Tout ce qui bouge n'est pas rouge. Tout ce qui brille n'est pas or. Dans un monde en pleine stagnation économique, la moindre réformette étatique, décrétée par des cacochymes séniles condamnés par l'histoire, est qualifiée de bond en avant. D'avancée historique. D'élan universel.
Dans un monde antipathique frappée d'apathie militante, le moindre sursaut politique ou soubresaut militaire est perçu comme un salvateur assaut contre le Système commis par de sympathiques révolutionnaires emplis d'empathie à l'égard du lymphatique peuple.
Dans une époque plongée dans l'obscurantisme, la plus minuscule lumineuse idée puérile ou dérisoire innovation est aussitôt annoncée comme l'aube d'une ère radieuse. Des Lumières. De la Refondation.

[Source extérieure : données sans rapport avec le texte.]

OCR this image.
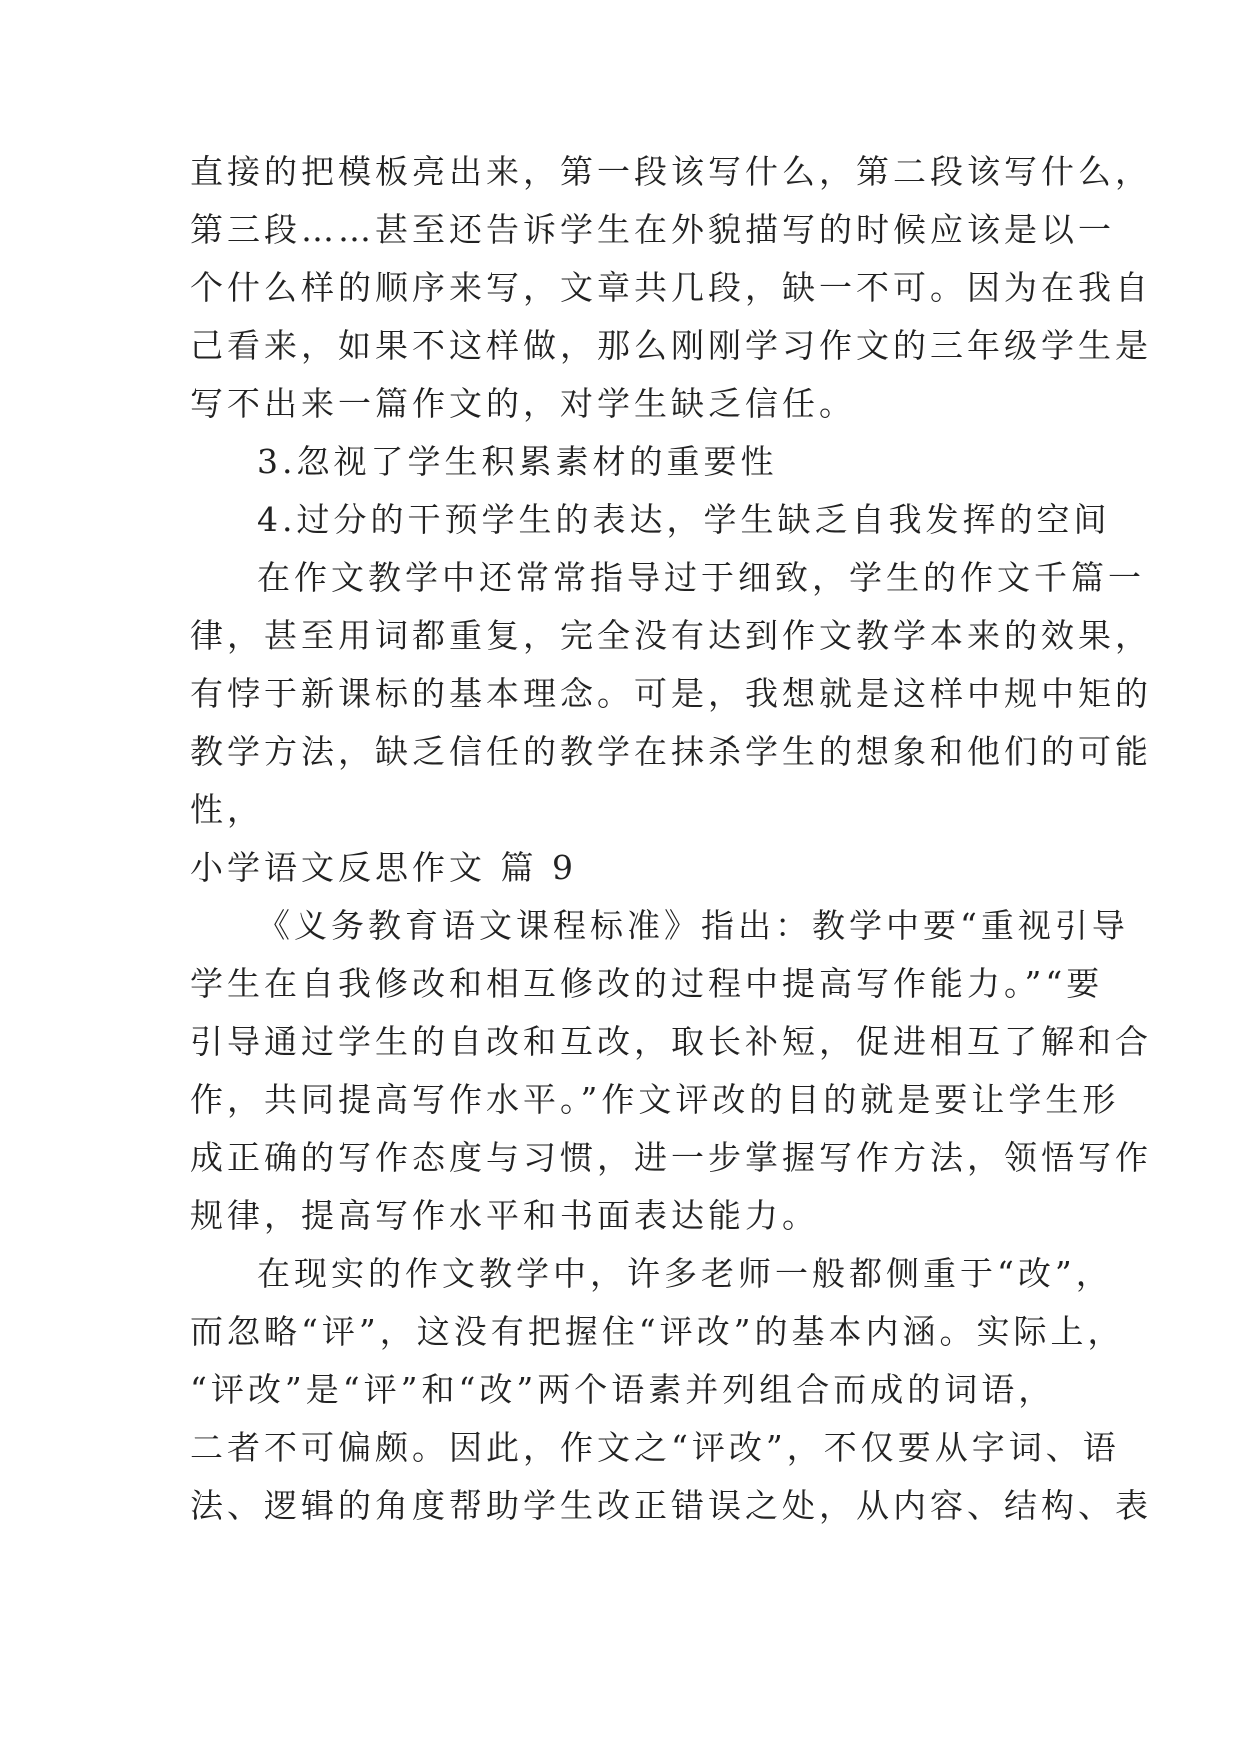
直接的把模板亮出来，第一段该写什么，第二段该写什么，
第三段……甚至还告诉学生在外貌描写的时候应该是以一
个什么样的顺序来写，文章共几段，缺一不可。因为在我自
己看来，如果不这样做，那么刚刚学习作文的三年级学生是
写不出来一篇作文的，对学生缺乏信任。
3.忽视了学生积累素材的重要性
4.过分的干预学生的表达，学生缺乏自我发挥的空间
在作文教学中还常常指导过于细致，学生的作文千篇一
律，甚至用词都重复，完全没有达到作文教学本来的效果，
有悖于新课标的基本理念。可是，我想就是这样中规中矩的
教学方法，缺乏信任的教学在抹杀学生的想象和他们的可能
性，
小学语文反思作文 篇 9
《义务教育语文课程标准》指出：教学中要“重视引导
学生在自我修改和相互修改的过程中提高写作能力。”“要
引导通过学生的自改和互改，取长补短，促进相互了解和合
作，共同提高写作水平。”作文评改的目的就是要让学生形
成正确的写作态度与习惯，进一步掌握写作方法，领悟写作
规律，提高写作水平和书面表达能力。
在现实的作文教学中，许多老师一般都侧重于“改”，
而忽略“评”，这没有把握住“评改”的基本内涵。实际上，
“评改”是“评”和“改”两个语素并列组合而成的词语，
二者不可偏颇。因此，作文之“评改”，不仅要从字词、语
法、逻辑的角度帮助学生改正错误之处，从内容、结构、表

Actuellement, les pays d'Afrique s'agitent dans tous les sens. Mais sûrement pas dans le sens de l'Histoire. S'affairent dans tous les domaines. Certainement pas dans celui de l'émancipation des peuples opprimés, du prolétariat. Prennent des galons, mais pas dans un style politique galant. Et surtout pas dans les domaines économiques ou projets savants. Mais dans les troublantes activités de séditions de salon. Dans cette époque caractérisée par l'implosion des empires, le moindre consortium d'Etats (BRICS) prend, aux yeux des observateurs et contributeurs sous emprise de l'idéologie dominante, les caractéristiques d'un empire en gestation, d'un hégémon embryonnaire salvateur. De nos jours, dans le système capitaliste en proie au chaos et au désordre, le moindre regroupement de quelques entités officielles revêt aussitôt, au regard (aveuglé) des thuriféraires du capital, les atours et les atouts d'un ordre nouveau, impulsé pourtant par des dirigeants affectés de troubles bipolaires.

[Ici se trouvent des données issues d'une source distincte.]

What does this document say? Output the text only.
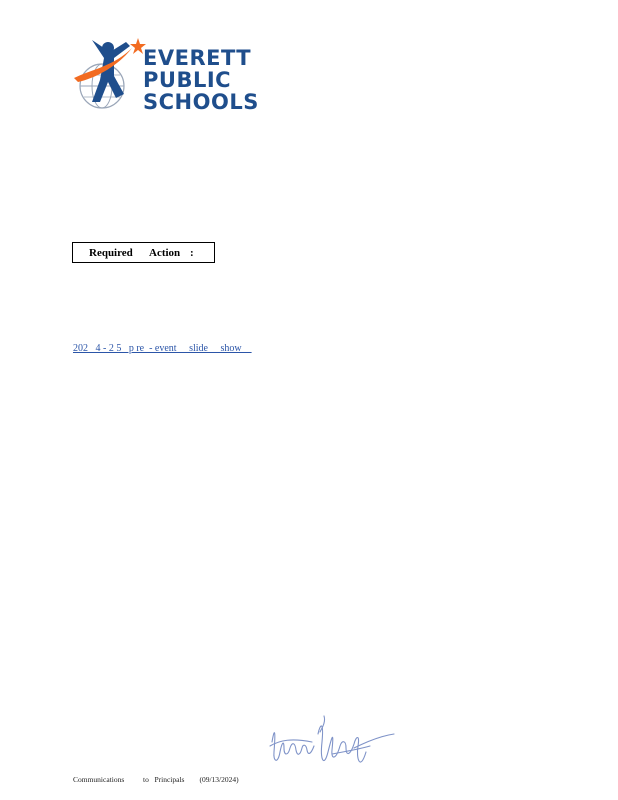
EVERETT
PUBLIC
SCHOOLS
Required Action :
202   4 - 2 5   p re  - event     slide     show
Communications          to   Principals        (09/13/2024)
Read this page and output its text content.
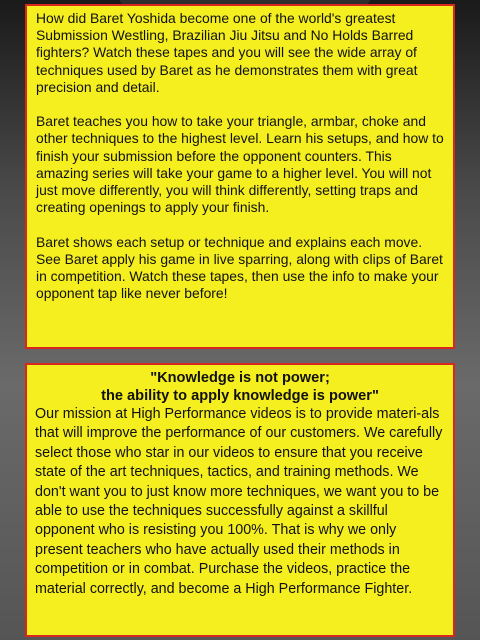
How did Baret Yoshida become one of the world's greatest Submission Westling, Brazilian Jiu Jitsu and No Holds Barred fighters? Watch these tapes and you will see the wide array of techniques used by Baret as he demonstrates them with great precision and detail.

Baret teaches you how to take your triangle, armbar, choke and other techniques to the highest level. Learn his setups, and how to finish your submission before the opponent counters. This amazing series will take your game to a higher level. You will not just move differently, you will think differently, setting traps and creating openings to apply your finish.

Baret shows each setup or technique and explains each move. See Baret apply his game in live sparring, along with clips of Baret in competition. Watch these tapes, then use the info to make your opponent tap like never before!

"Knowledge is not power;
the ability to apply knowledge is power"

Our mission at High Performance videos is to provide materi-als that will improve the performance of our customers. We carefully select those who star in our videos to ensure that you receive state of the art techniques, tactics, and training methods. We don't want you to just know more techniques, we want you to be able to use the techniques successfully against a skillful opponent who is resisting you 100%. That is why we only present teachers who have actually used their methods in competition or in combat. Purchase the videos, practice the material correctly, and become a High Performance Fighter.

Dans ce monde capitaliste dirigé par des gouvernants activant au service de l'alliance occidentale ou orientale hégémonique, le moindre bousculement des règles de jeu de domination entraîne automatiquement un basculement des alliances. Par tactique ou pusillanimité les gouvernants changent de parrain. Et exigent de leurs populations d'aduler leur nouveau maître, et de leurs médias d'agréer le changement de gang capitaliste. Et l'Afrique n'échappe pas à cette impulsion géopolitique de réalignement des alliances et aux capricieuses et captieuses répudiations diplomatiques. De manière générale, sur le continent d'Afrique, en déshérence économique et errance politique, la moindre jacquerie militaire est qualifiée de révolution par les tiers-mondistes. Le moindre assaut populacier contre une ambassade occidentale est salué comme l'amorce de l'embrasement révolutionnaire, de la flambée anticapitaliste. Le printemps des soulèvements anti-impérialistes.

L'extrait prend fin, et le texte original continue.